Here's the inside scoop: I confirmed with one of my trusted trading buddies, yesterday morning, that the #DXY was a buy. I should say we both confirmed it individually, and in my mind, that confirmed that what I was seeing in my charts, was correct. This is a pretty rare occurrence, as I tend to be the contrarian. I chart in a vacuum, and view most of what I see on twitter, as a contrarian indicator... but we had already confirmed the reversal on the British Pound earlier in the week, and were tracking the bearish trend in the $GBP, after calling that top. If you've been following me on Twitter, you should know I'm talking about.

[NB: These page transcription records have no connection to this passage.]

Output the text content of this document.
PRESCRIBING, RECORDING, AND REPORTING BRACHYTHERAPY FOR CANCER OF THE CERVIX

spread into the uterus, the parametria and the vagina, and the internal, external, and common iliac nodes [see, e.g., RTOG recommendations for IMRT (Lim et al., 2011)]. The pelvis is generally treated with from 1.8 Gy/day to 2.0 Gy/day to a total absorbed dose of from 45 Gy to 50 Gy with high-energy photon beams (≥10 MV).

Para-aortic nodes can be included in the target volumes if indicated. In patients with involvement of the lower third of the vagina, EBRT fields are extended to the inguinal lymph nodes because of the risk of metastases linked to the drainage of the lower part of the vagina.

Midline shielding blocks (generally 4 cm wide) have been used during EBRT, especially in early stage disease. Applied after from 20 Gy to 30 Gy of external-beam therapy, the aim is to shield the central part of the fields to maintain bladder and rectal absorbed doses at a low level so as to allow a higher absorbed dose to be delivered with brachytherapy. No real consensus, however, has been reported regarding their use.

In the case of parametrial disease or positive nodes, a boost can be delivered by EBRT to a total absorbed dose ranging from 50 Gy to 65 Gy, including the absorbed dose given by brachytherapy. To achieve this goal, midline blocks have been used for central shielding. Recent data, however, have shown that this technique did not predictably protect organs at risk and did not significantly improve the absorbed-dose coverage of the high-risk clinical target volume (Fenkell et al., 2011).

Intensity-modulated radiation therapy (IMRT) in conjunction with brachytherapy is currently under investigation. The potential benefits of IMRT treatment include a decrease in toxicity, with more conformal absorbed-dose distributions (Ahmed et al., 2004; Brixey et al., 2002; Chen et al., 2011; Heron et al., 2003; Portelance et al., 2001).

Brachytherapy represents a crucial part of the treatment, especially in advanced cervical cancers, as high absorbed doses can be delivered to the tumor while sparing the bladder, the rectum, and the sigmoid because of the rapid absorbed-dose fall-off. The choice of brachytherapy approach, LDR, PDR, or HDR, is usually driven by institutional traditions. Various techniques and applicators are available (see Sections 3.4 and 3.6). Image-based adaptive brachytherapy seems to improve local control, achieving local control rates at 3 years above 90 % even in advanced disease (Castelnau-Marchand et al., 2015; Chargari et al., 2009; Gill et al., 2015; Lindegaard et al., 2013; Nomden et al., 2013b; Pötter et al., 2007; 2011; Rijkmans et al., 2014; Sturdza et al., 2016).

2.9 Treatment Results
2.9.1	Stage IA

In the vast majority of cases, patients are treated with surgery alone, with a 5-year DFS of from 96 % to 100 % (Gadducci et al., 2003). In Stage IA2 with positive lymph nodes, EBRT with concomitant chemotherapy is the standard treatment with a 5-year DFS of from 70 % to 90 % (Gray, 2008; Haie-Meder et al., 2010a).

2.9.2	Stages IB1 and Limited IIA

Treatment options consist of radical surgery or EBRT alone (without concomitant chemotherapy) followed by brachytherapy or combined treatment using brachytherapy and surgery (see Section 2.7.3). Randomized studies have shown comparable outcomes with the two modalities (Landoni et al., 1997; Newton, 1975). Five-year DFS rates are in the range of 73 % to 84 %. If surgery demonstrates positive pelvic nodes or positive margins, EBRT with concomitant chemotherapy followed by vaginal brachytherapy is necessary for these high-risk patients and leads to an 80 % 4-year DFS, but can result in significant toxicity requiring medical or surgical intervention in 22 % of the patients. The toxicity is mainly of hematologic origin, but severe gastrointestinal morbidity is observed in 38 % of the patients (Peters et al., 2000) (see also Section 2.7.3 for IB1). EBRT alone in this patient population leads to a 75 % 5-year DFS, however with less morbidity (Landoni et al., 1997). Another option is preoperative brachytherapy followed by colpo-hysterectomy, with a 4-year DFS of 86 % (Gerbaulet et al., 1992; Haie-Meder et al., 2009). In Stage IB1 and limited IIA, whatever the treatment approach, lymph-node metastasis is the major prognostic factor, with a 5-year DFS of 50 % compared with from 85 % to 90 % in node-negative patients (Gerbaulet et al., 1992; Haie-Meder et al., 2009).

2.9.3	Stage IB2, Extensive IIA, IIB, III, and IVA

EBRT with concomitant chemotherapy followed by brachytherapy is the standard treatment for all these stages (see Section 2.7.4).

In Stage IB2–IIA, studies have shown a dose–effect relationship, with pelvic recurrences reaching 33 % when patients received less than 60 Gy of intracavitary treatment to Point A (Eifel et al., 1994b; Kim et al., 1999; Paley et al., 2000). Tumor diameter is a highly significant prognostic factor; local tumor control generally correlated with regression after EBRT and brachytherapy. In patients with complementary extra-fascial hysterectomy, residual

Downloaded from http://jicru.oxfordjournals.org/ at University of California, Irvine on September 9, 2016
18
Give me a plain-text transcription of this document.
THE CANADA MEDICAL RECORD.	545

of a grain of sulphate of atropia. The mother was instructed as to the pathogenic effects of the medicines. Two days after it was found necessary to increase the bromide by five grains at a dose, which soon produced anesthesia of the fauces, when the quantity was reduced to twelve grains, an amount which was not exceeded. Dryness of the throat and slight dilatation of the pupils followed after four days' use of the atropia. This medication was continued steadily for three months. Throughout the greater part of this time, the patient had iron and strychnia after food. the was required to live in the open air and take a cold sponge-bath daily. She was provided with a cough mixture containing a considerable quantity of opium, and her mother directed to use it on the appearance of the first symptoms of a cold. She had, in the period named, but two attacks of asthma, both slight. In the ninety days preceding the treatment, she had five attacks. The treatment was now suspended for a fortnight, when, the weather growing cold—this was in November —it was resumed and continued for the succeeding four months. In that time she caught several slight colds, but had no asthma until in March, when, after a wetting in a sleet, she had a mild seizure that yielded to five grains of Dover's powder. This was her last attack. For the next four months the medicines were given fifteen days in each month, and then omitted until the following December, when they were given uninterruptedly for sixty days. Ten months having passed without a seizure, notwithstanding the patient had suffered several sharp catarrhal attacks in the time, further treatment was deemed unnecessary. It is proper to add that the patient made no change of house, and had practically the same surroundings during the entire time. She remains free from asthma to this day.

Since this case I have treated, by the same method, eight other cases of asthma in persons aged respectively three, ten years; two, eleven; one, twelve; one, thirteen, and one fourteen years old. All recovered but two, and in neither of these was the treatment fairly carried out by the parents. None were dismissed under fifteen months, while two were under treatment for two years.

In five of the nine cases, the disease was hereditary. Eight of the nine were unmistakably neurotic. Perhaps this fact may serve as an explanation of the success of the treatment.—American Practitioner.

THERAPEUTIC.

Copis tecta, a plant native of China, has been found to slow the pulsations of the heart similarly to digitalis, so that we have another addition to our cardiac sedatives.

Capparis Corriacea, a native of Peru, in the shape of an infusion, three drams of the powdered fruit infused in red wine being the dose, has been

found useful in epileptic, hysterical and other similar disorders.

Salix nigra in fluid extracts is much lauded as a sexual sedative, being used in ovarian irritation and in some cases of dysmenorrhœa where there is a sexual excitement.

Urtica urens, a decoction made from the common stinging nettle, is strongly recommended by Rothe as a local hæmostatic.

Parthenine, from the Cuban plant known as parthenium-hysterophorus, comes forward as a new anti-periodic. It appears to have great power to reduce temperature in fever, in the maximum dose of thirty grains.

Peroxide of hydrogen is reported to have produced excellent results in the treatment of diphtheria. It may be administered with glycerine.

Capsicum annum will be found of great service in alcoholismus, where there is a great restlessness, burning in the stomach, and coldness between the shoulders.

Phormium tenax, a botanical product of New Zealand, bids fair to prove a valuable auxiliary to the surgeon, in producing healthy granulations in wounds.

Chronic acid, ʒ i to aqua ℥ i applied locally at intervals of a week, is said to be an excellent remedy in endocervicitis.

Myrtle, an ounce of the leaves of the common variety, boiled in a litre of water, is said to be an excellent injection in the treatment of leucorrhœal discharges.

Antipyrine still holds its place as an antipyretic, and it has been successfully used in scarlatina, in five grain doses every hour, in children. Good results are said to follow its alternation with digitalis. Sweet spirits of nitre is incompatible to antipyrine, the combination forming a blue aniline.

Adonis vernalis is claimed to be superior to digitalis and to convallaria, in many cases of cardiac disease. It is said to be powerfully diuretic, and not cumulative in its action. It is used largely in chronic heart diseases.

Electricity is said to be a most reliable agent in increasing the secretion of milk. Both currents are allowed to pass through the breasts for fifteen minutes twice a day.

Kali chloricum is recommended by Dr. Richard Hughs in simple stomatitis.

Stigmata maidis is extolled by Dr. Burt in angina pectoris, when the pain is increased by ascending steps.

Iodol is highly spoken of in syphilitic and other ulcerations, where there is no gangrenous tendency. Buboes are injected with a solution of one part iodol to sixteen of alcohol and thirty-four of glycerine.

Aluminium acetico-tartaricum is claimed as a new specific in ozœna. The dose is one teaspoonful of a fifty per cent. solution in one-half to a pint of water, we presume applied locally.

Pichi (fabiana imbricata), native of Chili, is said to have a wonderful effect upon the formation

The catalyst for the $GBP currency trade was President Trump's statement - from Davos - that, "the US Dollar is going higher", and once again the charts predicted the future.

That may sound hokey, but this happens on a regular basis, and you'll often see the news confirm a reversal. I suppose certain news is manufactured, in order to move markets, but more often than not, the news will confirm the trade. For example: You may see a market trying to build a base, or perhaps you're seeing a washout to an oversold condition, and the market looks like it's ready to build a base, and next thing you know, breaking news (good or bad) provides the catalyst for short covering.

To document:

1. The top on Bitcoin - which we saw coming a mile away. The larger pattern is a megaphone top, with a little throw-over beyond the top of the triangle - typical. This chart from Dec. show me already looking for the top, using candlestick analysis. I even provided the stop hunt, showing were Bitcoin would break, and it did, just like I said it would. Some negative Nancys' would say I was early, and wrong, but waiting 1 month for a major reversal is nothing. Maybe this was the best trade of 2018 after all, but I think few were equipped to trade it. Now every "Johnny Come Lately" wants to short it, of course.






2. The topping pattern on the $GBP - looks familiar.. like the action on the Dow. 



3. The bearish trend which was confirmed on the $GBP, yesterday, and the subsequent snap-back rally, which turned out to be a good swing trade. This is what great - real time - trading looking like!





I put a lot of charts out there, but folks see what they want to see... For example I provided my short term bullish outlook earlier in the month, and even provide the $VIX chart on a regular basis, and this has kept us on the right side of the trade, but it seems like all that gets retweeted is the occasional bearish tweet, or a call for a possible pullback, and most these folks - who frankly just don't get it - don't even speak English. Maybe these contrarians are being drawn from my public stock charts page, which is entitled "Charts of Doom", and which I haven't updated in months - by the way - but then they ignore my short term outlook, the $VIX and the 1000 charts I publish on twitter every month. 

Ignore the contrarians. Mute them, and if that doesn't work, block them as I do.


As far as the broader market - you hear a lot of people calling it overbought, but I'd only call it a little over heated, and a bit overly bullish. Some would say it's "too hot to touch". You've heard Jim Cramer make this ridiculous assertion, because he's guessing. The momentum scared him. Traders don't guess, we follow the trend, we trust trustworthy indicators, and we like momentum, and none of my indicators are flashing "overbought". As long as traders are focused on the short term charts, and as long as those charts continue to work, and the $VIX says fear is contained, then the market is not too hot to touch. I would stay nimble as always, and if you feel that you have to remain fully invested, then I would also be hedged. My favorite hedge at the moment is short the $STOXX600 

Very short term the $SPX is trading (consolidating) in a tight range, with a good possibility of another breakout, and my short term outlook - provided in the previous blog - still stands.

The stock to watch is $AAPL - as a breakout back above the 175 level will bring buyers in.